A Virginia judge ruled Tuesday that a public school district must temporarily reinstate a gym teacher who was suspended after he told officials that he refuses to call transgender students by their pronouns.

Loudoun County Circuit Court Judge James E. Plowman Jr. granted a temporary injunction requiring the Loudoun County Public Schools district to immediately reinstate Leesburg Elementary School teacher Byron Tanner Cross while his lawsuit continues.

“The plaintiff’s interest in expressing his First Amendment speech outweigh the defendants’ interest in restricting the same, and the level of disruption that defendant asserts did not serve to meaningfully disrupt the operation or services of Leesburg Elementary School,” Judge Plowman wrote.



The suit stems from Mr. Cross’ suspension following a school board meeting last month where he said he will not abide by a proposed policy that he says violates his Christian beliefs.

“I’m a teacher, but I serve God first,” Mr. Cross said at the meeting. “I will not affirm that a biological boy can be a girl and vice versa because it’s against my religion, it’s lying to a child, it’s abuse to a child and it’s sinning against our God.”

Mr. Cross is represented by Alliance Defending Freedom (ADF), a conservative Christian legal group, which praised the judge’s ruling Tuesday.

“School officials singled out his speech, offered in his private capacity at a public meeting, as ‘disruptive’ and then suspended him for speaking his mind.
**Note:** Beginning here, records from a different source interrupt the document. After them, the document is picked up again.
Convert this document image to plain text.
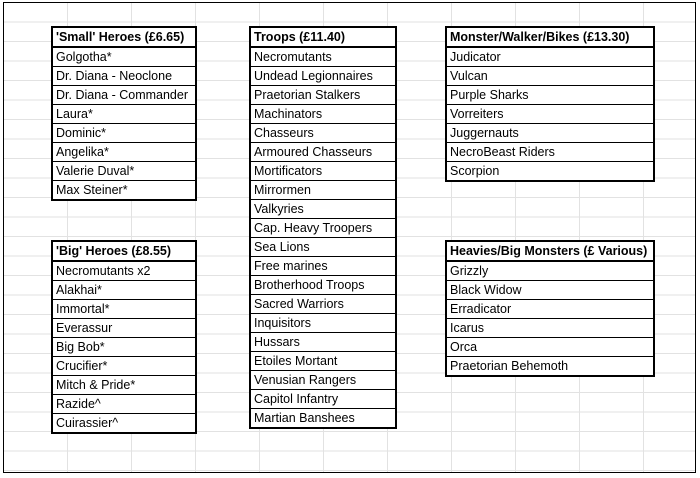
'Small' Heroes (£6.65)
Golgotha*
Dr. Diana - Neoclone
Dr. Diana - Commander
Laura*
Dominic*
Angelika*
Valerie Duval*
Max Steiner*
'Big' Heroes (£8.55)
Necromutants x2
Alakhai*
Immortal*
Everassur
Big Bob*
Crucifier*
Mitch & Pride*
Razide^
Cuirassier^
Troops (£11.40)
Necromutants
Undead Legionnaires
Praetorian Stalkers
Machinators
Chasseurs
Armoured Chasseurs
Mortificators
Mirrormen
Valkyries
Cap. Heavy Troopers
Sea Lions
Free marines
Brotherhood Troops
Sacred Warriors
Inquisitors
Hussars
Etoiles Mortant
Venusian Rangers
Capitol Infantry
Martian Banshees
Monster/Walker/Bikes (£13.30)
Judicator
Vulcan
Purple Sharks
Vorreiters
Juggernauts
NecroBeast Riders
Scorpion
Heavies/Big Monsters (£ Various)
Grizzly
Black Widow
Erradicator
Icarus
Orca
Praetorian Behemoth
That’s neither legal nor constitutional,” ADF President Michael Farris said in a statement. “Dozens of other teachers have shared their beliefs on various policies without retaliation; Tanner deserves to be treated with the same respect.”

The draft of the Loudoun County Public Schools (LCPS) policy at issue is called “Rights of Transgender and Gender-Expansive Students.”
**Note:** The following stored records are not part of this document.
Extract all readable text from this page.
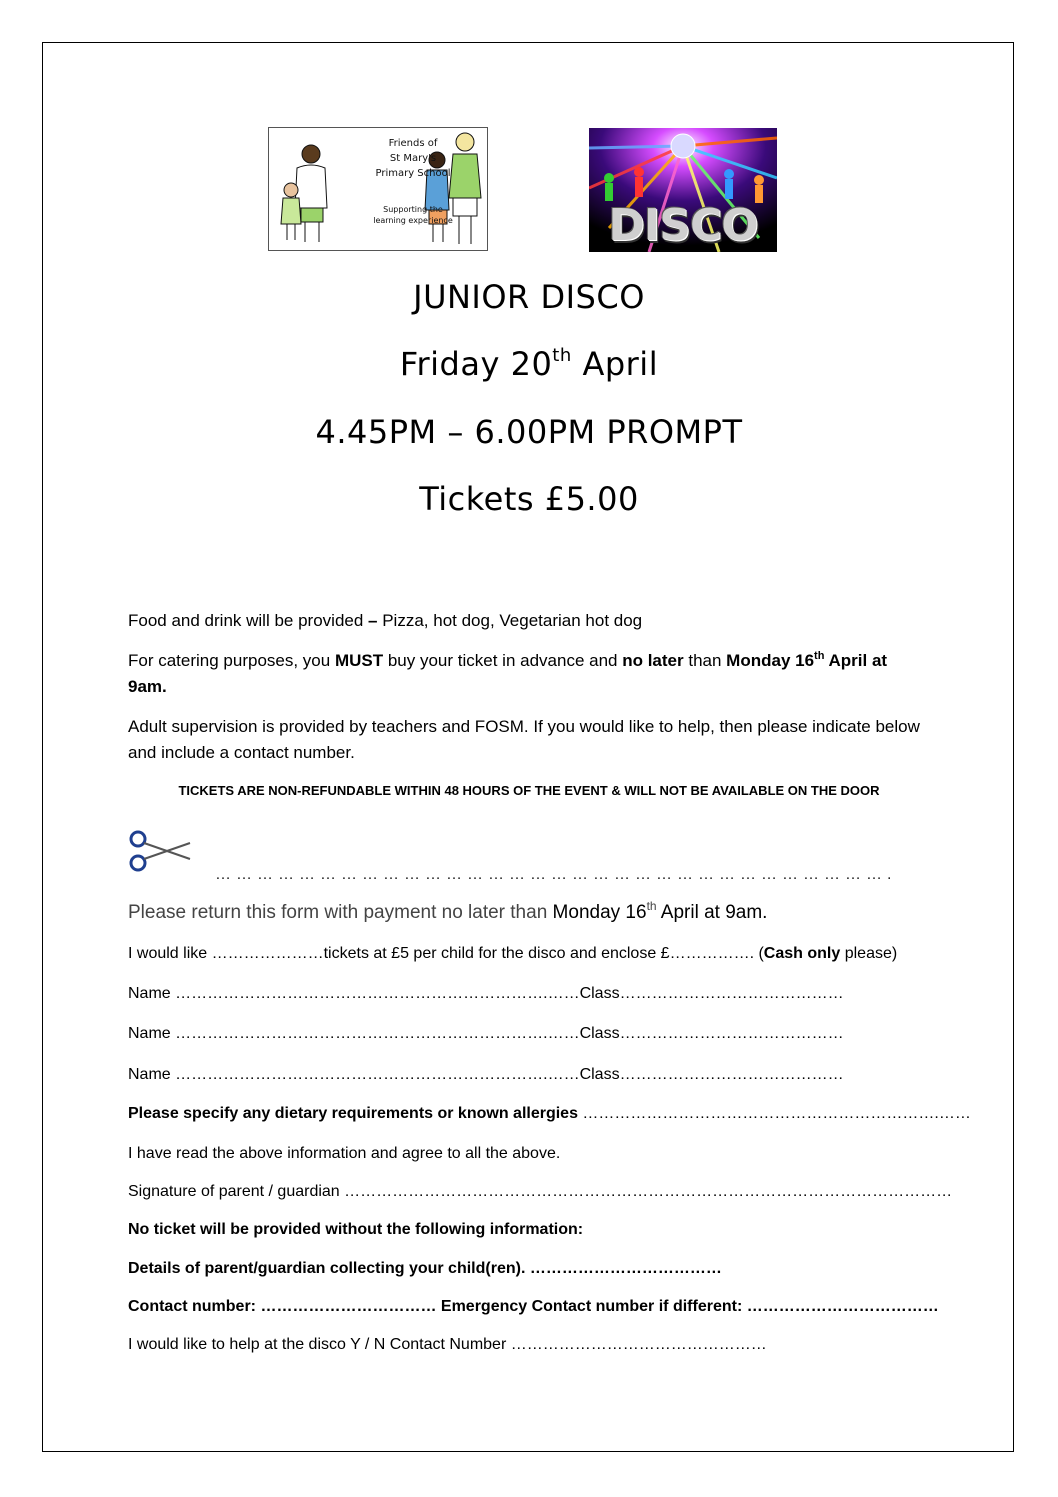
Friends of
St Mary's
Primary School
Supporting the
learning experience	DISCO
JUNIOR DISCO
Friday 20th April
4.45PM – 6.00PM PROMPT
Tickets £5.00
Food and drink will be provided – Pizza, hot dog, Vegetarian hot dog
For catering purposes, you MUST buy your ticket in advance and no later than Monday 16th April at 9am.
Adult supervision is provided by teachers and FOSM. If you would like to help, then please indicate below and include a contact number.
TICKETS ARE NON-REFUNDABLE WITHIN 48 HOURS OF THE EVENT & WILL NOT BE AVAILABLE ON THE DOOR
…………………………………………………………………………………….
Please return this form with payment no later than Monday 16th April at 9am.
I would like …………………tickets at £5 per child for the disco and enclose £……………. (Cash only please)
Name …………………………………………………………….……Class……………………………………
Name …………………………………………………………….……Class……………………………………
Name …………………………………………………………….……Class……………………………………
Please specify any dietary requirements or known allergies ………………………………………………………….……
I have read the above information and agree to all the above.
Signature of parent / guardian ……………………………………………………………………………………………………
No ticket will be provided without the following information:
Details of parent/guardian collecting your child(ren). ………………………………
Contact number: …………………………… Emergency Contact number if different: ………………………………
I would like to help at the disco Y / N Contact Number …………………………………………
The proposal states that “LCPS staff shall allow gender-expansive or transgender students to use their chosen name and gender pronouns that reflect their gender identity without any substantiating evidence, regardless of the name and gender recorded in the student’s permanent educational record.”

LCPS spokesman Wayde Byard told The Washington Times in an email Tuesday that the school district “has no comment” on the ruling.